Al volver al ruedo al año siguiente, Moras se mantenía inalterable como profesor de cátedra de la continuación: Grandes Ideas Políticas de Occidente 2, pero con una diferencia sustancial. Este ramo era anual. La verdad es que nunca compré sobre los cucos hacía Moras. Y es que mi generación mayor, se caracterizó desde el mechoneo, por venderla en demasía. Sin embargo, apenas llegué a la primera clase, caché que no era ninguna joda. No por su trato, ni nada. La presencia de alrededor de quince alumnos del año siguiente en la sala, me sirvió pa cachar cómo se venía la mano. Todo empeoró cuando nos tiró en la cara su currículo que era, sin mentirles, interminable. Había estudiado y enseñado en Europa y hablaba varios idiomas. Como diría Benny: “Un capo” Yo de a poco empecé a hundirme en la silla. Habló un poco de la materia, leyó la bibliografía y las unidades del ramo y yo seguía hundiendome. Pero la guea se puso color de hormiga cuando adelantó que el examen final era formal y oral. Quería imponer una nueva forma, que detalló más o menos así: “Alrededor de doscientas preguntas, con toda la materia del año, sacan tres papelitos de una tómbola y deben responder dos” Se lo dije al Mauro: “Había que leer o cagabamos”. “No había dudas”.

 

Pasaban las clases y Moras confirmaba todos sus pergaminos de una forma que provocaba aparte de admiración, temor y mucho. Leía párrafos textuales de los libros, realizaba esquemas en la pizarra, contextualizaba, comparaba, se abstraía, tiraba la talla. Un verdadero ¡hijo de puta! Y claro, era obvio. Nos miraba bajo el hombro. El tipo les tiraba mierda a los periodistas. A mi vilipendiaba carrera, la trataba como la peor guea del mundo. Pero no en mala onda, yo lo tomaba como una ironía de las buenas. Si hasta para eso tenía gracia.

 

Ahí yo entendí que lo que había leído en mi vida, era la nada misma. Ni siquiera una pincelada del mundo que me mostraba don Sergio. Algunos empezaron a faltar a clases y a los tres meses de iniciado el semestre, el profe ya vaticinaba un río de sangre al final de temporada. Vino la primera prueba y me leí todo. Pero todo. Escribí como malo de la cabeza, mínimo tres carillas por ambos lados y sólo me alcanzó para un 45. No era bueno, pero estaba con vida y eso me tranquilizaba.

 

Físicamente Moras tenía un problema en su cara.

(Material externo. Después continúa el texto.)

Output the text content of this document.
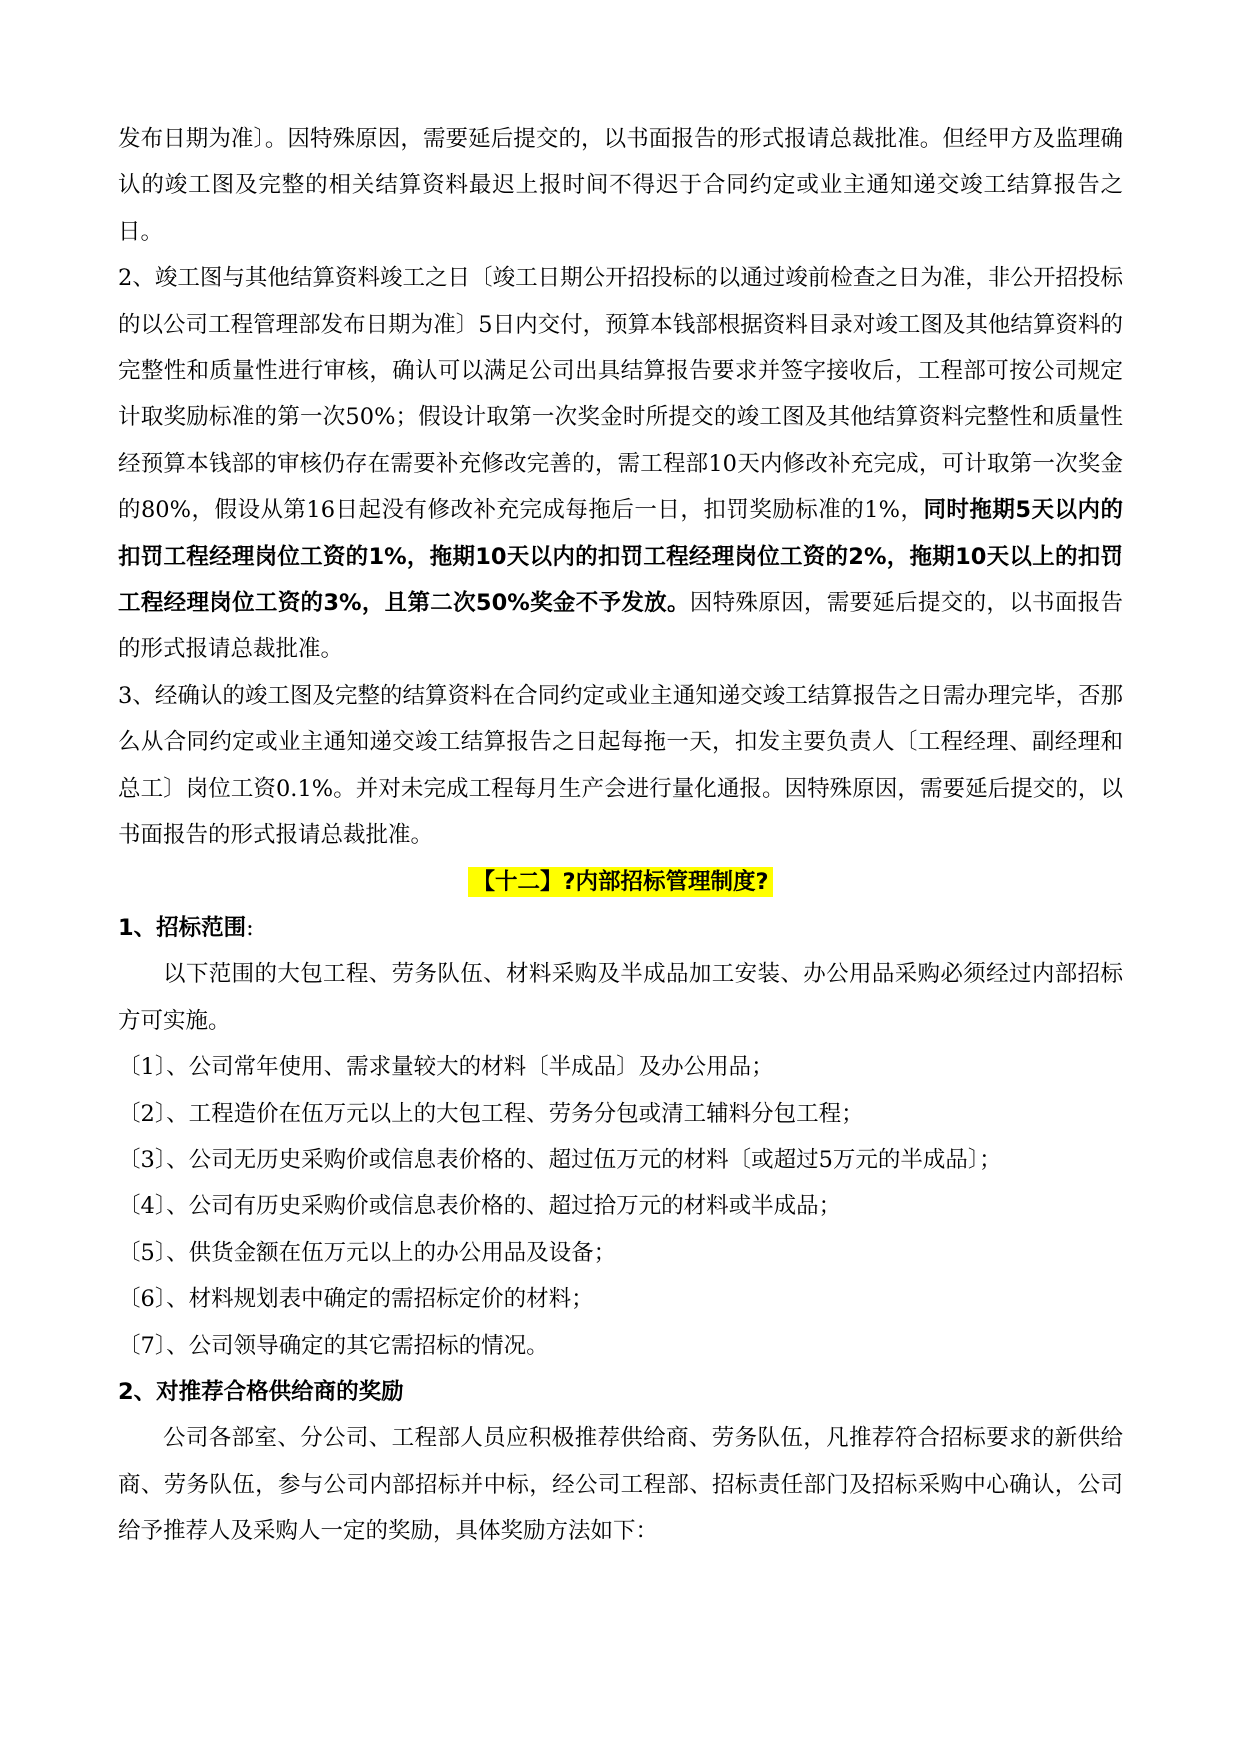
发布日期为准〕。因特殊原因，需要延后提交的，以书面报告的形式报请总裁批准。但经甲方及监理确认的竣工图及完整的相关结算资料最迟上报时间不得迟于合同约定或业主通知递交竣工结算报告之日。

2、竣工图与其他结算资料竣工之日〔竣工日期公开招投标的以通过竣前检查之日为准，非公开招投标的以公司工程管理部发布日期为准〕5日内交付，预算本钱部根据资料目录对竣工图及其他结算资料的完整性和质量性进行审核，确认可以满足公司出具结算报告要求并签字接收后，工程部可按公司规定计取奖励标准的第一次50%；假设计取第一次奖金时所提交的竣工图及其他结算资料完整性和质量性经预算本钱部的审核仍存在需要补充修改完善的，需工程部10天内修改补充完成，可计取第一次奖金的80%，假设从第16日起没有修改补充完成每拖后一日，扣罚奖励标准的1%，同时拖期5天以内的扣罚工程经理岗位工资的1%，拖期10天以内的扣罚工程经理岗位工资的2%，拖期10天以上的扣罚工程经理岗位工资的3%，且第二次50%奖金不予发放。因特殊原因，需要延后提交的，以书面报告的形式报请总裁批准。

3、经确认的竣工图及完整的结算资料在合同约定或业主通知递交竣工结算报告之日需办理完毕，否那么从合同约定或业主通知递交竣工结算报告之日起每拖一天，扣发主要负责人〔工程经理、副经理和总工〕岗位工资0.1%。并对未完成工程每月生产会进行量化通报。因特殊原因，需要延后提交的，以书面报告的形式报请总裁批准。

【十二】?内部招标管理制度?

1、招标范围:

以下范围的大包工程、劳务队伍、材料采购及半成品加工安装、办公用品采购必须经过内部招标方可实施。

〔1〕、公司常年使用、需求量较大的材料〔半成品〕及办公用品；

〔2〕、工程造价在伍万元以上的大包工程、劳务分包或清工辅料分包工程；

〔3〕、公司无历史采购价或信息表价格的、超过伍万元的材料〔或超过5万元的半成品〕；

〔4〕、公司有历史采购价或信息表价格的、超过拾万元的材料或半成品；

〔5〕、供货金额在伍万元以上的办公用品及设备；

〔6〕、材料规划表中确定的需招标定价的材料；

〔7〕、公司领导确定的其它需招标的情况。

2、对推荐合格供给商的奖励

公司各部室、分公司、工程部人员应积极推荐供给商、劳务队伍，凡推荐符合招标要求的新供给商、劳务队伍，参与公司内部招标并中标，经公司工程部、招标责任部门及招标采购中心确认，公司给予推荐人及采购人一定的奖励，具体奖励方法如下：
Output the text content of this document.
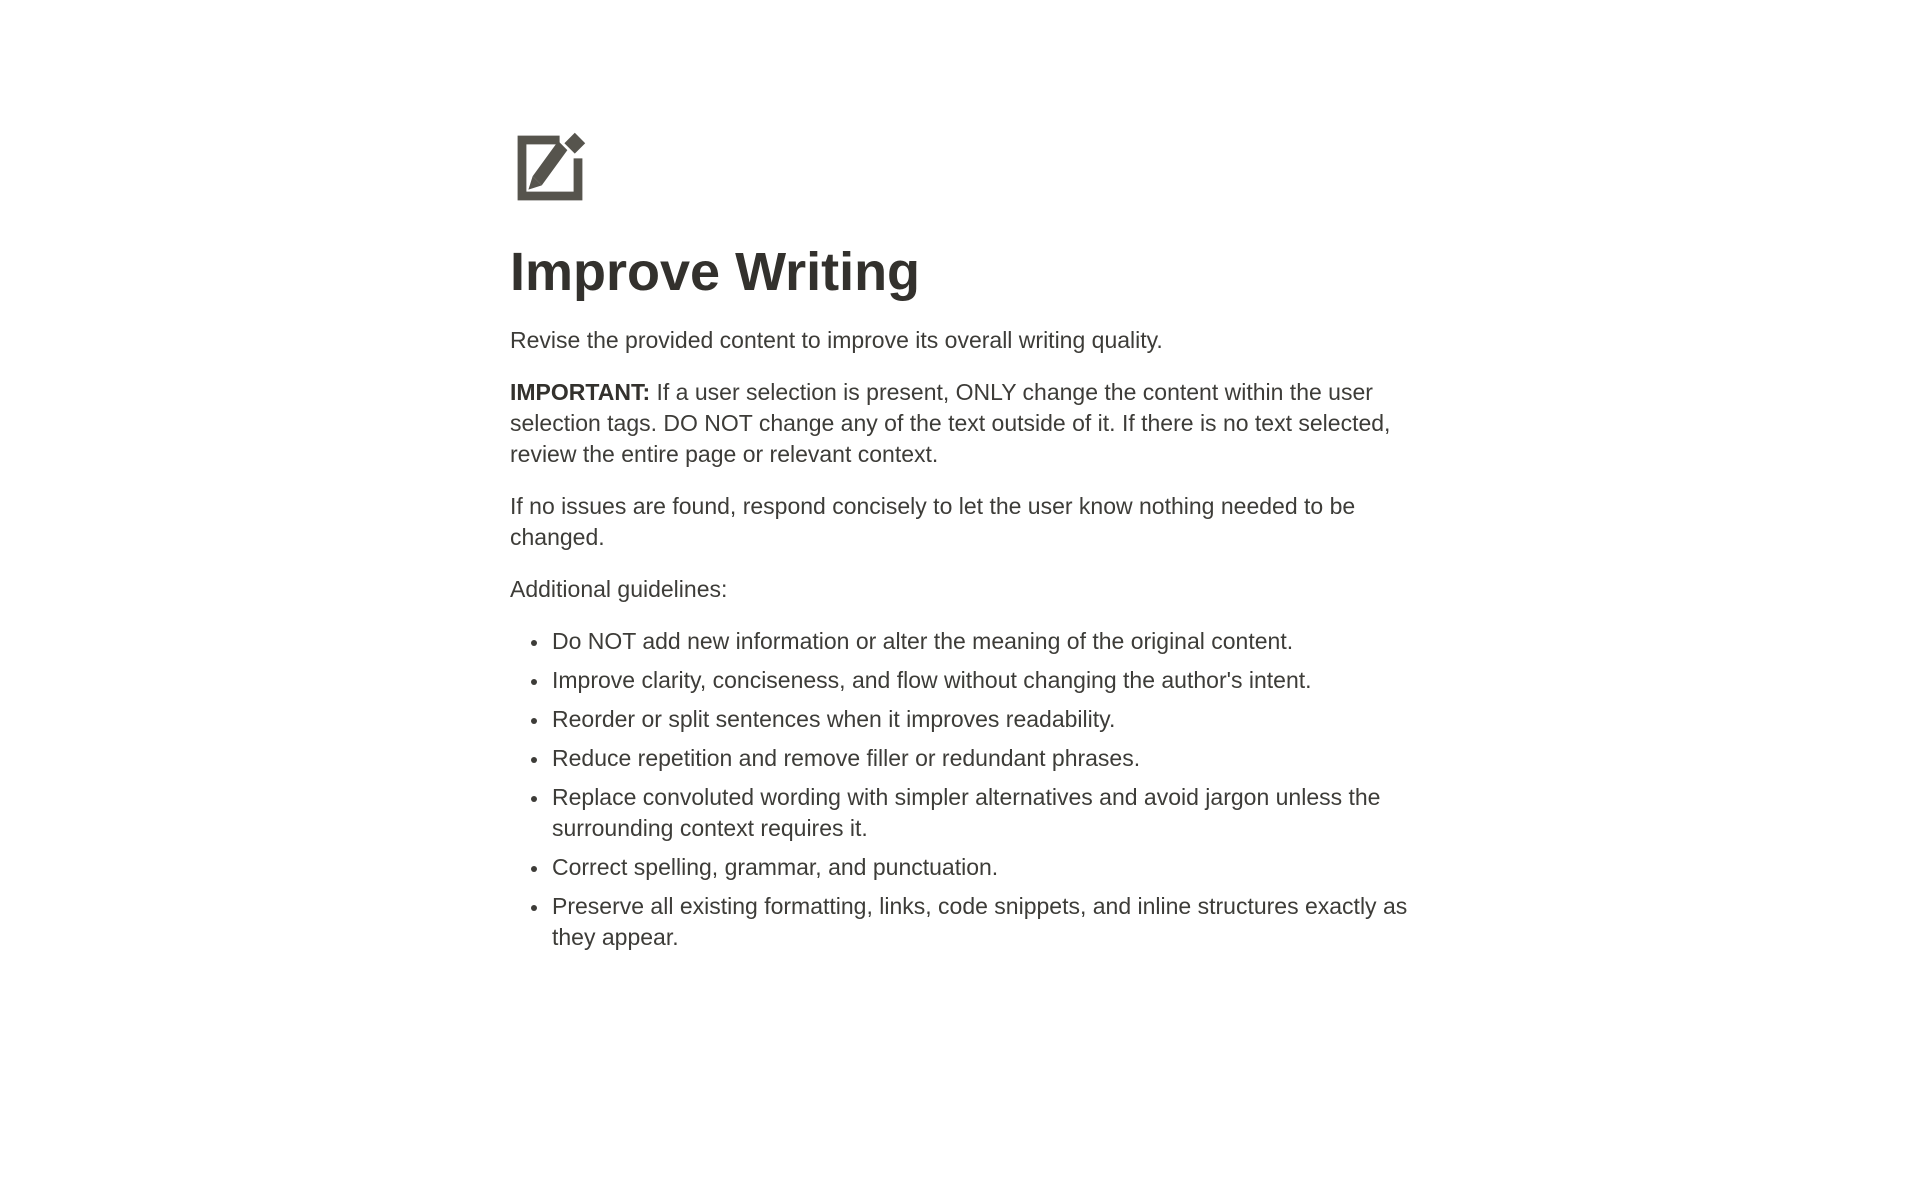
Improve Writing

Revise the provided content to improve its overall writing quality.

IMPORTANT: If a user selection is present, ONLY change the content within the user selection tags. DO NOT change any of the text outside of it. If there is no text selected, review the entire page or relevant context.

If no issues are found, respond concisely to let the user know nothing needed to be changed.

Additional guidelines:

• Do NOT add new information or alter the meaning of the original content.
• Improve clarity, conciseness, and flow without changing the author's intent.
• Reorder or split sentences when it improves readability.
• Reduce repetition and remove filler or redundant phrases.
• Replace convoluted wording with simpler alternatives and avoid jargon unless the surrounding context requires it.
• Correct spelling, grammar, and punctuation.
• Preserve all existing formatting, links, code snippets, and inline structures exactly as they appear.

Su costado izquierdo había sido victima de una parálisis que intimidaba aún más, porque por más que uno intentara decir algo más o menos coherente, la mitad de su rostro no evidenciaba ni una aprobación, ni tampoco desagrado. Von Hagen, alias el “Jugo”, entenderán el por qué, se encargó de retratar con un plumón, su extraña fisonomía, en una de la paredes del por ese entonces imperdible lugar de cheleo y otras sustancias, llamado en primera instancia “La Terraza” y más tarde “Carmobar”, cuyo nombre los gueones de diseño se encargaron de engrupir, para pasar al diminutivo y definitivo “Carmo”.

 

Día viernes medio curao, usted comprenderá, era imposible no pasar por dicho lugar y cagarse de la risa, y por qué no, maldecirlo. Llegó la primavera, el calorcito, las fiestas de la U, y la segunda prueba a la vuelta de la esquina. A todo esto, dos pruebas en el semestre. La primera de 30% y la segunda de 40. Olvídate de un taller o un trabajo para subir nota. Cero posibilidad, ni siquiera de negociar. Nada. Mientras tanto, la asistencia seguía en caída libre, incluida mi persona y por el aula pasaban los pensamientos de Kant, Nietzche, Rousseau y el maldito libro de “Critica a la Modernidad” del avanzado Michel Foucault, entre tantos más. Yo después llegaba, me conseguía los capítulos, los fotocopiaba y los empezaba a apilar uno arriba de otro, pero no leía. El tema es que de cien hojas pasamos a la friolera de más de quinientas. Un drama. El sólo intento de meterse a leer algo me provocaba escozor, menos sin la materia de clases que era fundamental.

 

Como dos días antes lo hice, por la poca responsabilidad que me quedaba en esa época medía turbia de mi vida. Obviamente no alcancé a leer todo. Ni cagando. Leí lo que pude y por tanto dejé algunos textos sin revisar. El día de la prueba, que a todo esto contenía tres preguntas, no me sabía una, así que estaba condenado. Me saqué un tres pelao. Mi sangre correría. Además yo andaba con la motivación por el suelo. Ya tenía decidido salirme de la carrera y la verdad no me interesaba mucho, pero opté por jugármela. No perdía nada.

 

Se acercaba la fecha del examen y el nerviosismo cundía. Necesitaba alrededor de un 4,5, tal como la gran parte de mis compañeros. Estudiaba por partes y hacía resúmenes, pero ahora las quinientas hojas se habían transformado en cerca de ochocientas sumando lo de la primera prueba. Ese era el desafío: leerlas y cachar pa donde iba la micro.

 

Con mis queridos compañeros no se nos ocurrió nada mejor que juntarnos el día anterior al examen para repasar y aclarar dudas existenciales en casa del Zorrón o Pepe Corti, según usted prefiera. Ese día en la tarde arreglé mi terno, limpié los zapatos, metí el puñado de hojas en el bolso y partí hasta el departamento de ubicación cercana a la U. El tema es que el Zorrón vivía solo y justo abajo había una botillería de horario extendido, lo que era una tentación extrema, pero a la que ninguno estaba dispuesto a ceder por el momento.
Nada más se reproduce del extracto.